Microsoft has announced the general availability of PowerShell 7.0. PowerShell is a configuration and automation tool that includes a command-line shell, object-oriented scripting language, and set of tools for executing scripts and managed modules.

Three years ago, Microsoft released a completely reworked version of the tool as PowerShell Core 6. That update introduced cross-platform support across Windows, MacOS, and Linux; SSH-based PowerShell Remoting; improved support for REST and JSON; and official Docker containers. It was also the first PowerShell version to be released under an open-source license, which encouraged users to contribute to the source code, tests, and documentation. PowerShell 7 is the next chapter of PowerShell’s ongoing development, the company explained.

“Much like .NET decided to do with .NET 5, we feel that PowerShell 7 marks the completion of our journey to maximize backwards compatibility with Windows PowerShell. To that end, we consider PowerShell 7 and beyond to be the one, true PowerShell going forward,” the company wrote in a blog post. “PowerShell 7 will still be noted with the edition ‘Core’ in order to differentiate 6.x/7.x from Windows PowerShell, but in general, you will see it denoted as ‘PowerShell 7’ going forward.

PowerShell 7.0 adds a number of new features including pipeline parallelization, new operators, a simplified and dynamic error view, compatibility layer that allows users to import modules in implicit PowerShell sessions, automatic new version notifications, and the ability to invoke DSC resources directly from PowerShell 7.

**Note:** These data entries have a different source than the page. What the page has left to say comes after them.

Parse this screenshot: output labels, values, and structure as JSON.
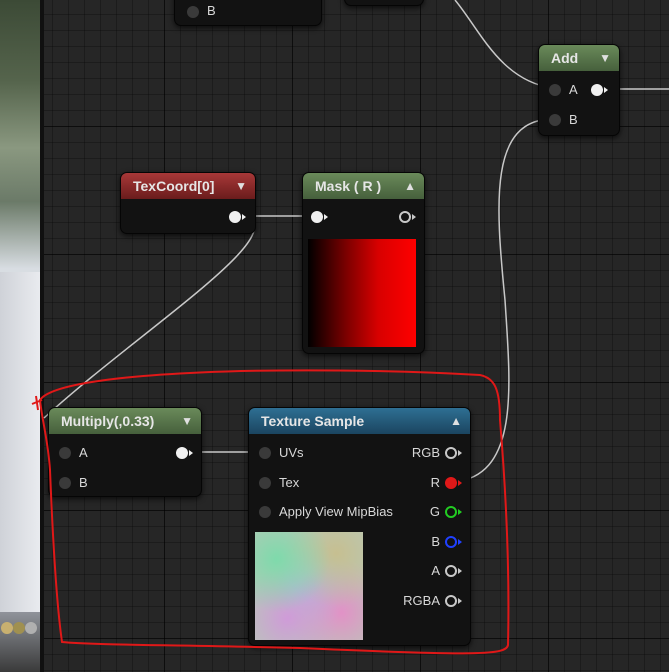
{
  "nodes": {
    "top_left": {
      "pin_b": "B"
    },
    "add": {
      "title": "Add",
      "pin_a": "A",
      "pin_b": "B"
    },
    "texcoord": {
      "title": "TexCoord[0]"
    },
    "mask": {
      "title": "Mask ( R )"
    },
    "multiply": {
      "title": "Multiply(,0.33)",
      "pin_a": "A",
      "pin_b": "B"
    },
    "texture_sample": {
      "title": "Texture Sample",
      "inputs": [
        "UVs",
        "Tex",
        "Apply View MipBias"
      ],
      "outputs": [
        "RGB",
        "R",
        "G",
        "B",
        "A",
        "RGBA"
      ]
    }
  },
  "colors": {
    "graph_bg": "#262626",
    "header_green": "#5a7a4a",
    "header_red": "#8b2a2a",
    "header_blue": "#2a6688",
    "annotation": "#e01818",
    "pin_r": "#e01818",
    "pin_g": "#22cc22",
    "pin_b": "#2040ff"
  }
}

In addition to these features, this release also marks the move from .NET Core 2.x to 3.1, which brings back a number of .NET Framework APIs. This will enable backwards compatibility with existing PowerShell Modules, including many that require GUI functionality and role management modules. “If you weren’t able to use PowerShell Core 6.x in the past because of module compatibility issues, this might be the first time you get to take advantage of some of the awesome features we already delivered since we started the Core project,” Microsoft wrote in a post.

Microsoft also announced that the first preview for PowerShell 7.1 should be available soon. 7.1 will include a number of bug fixes and features that didn’t make it into 7.0.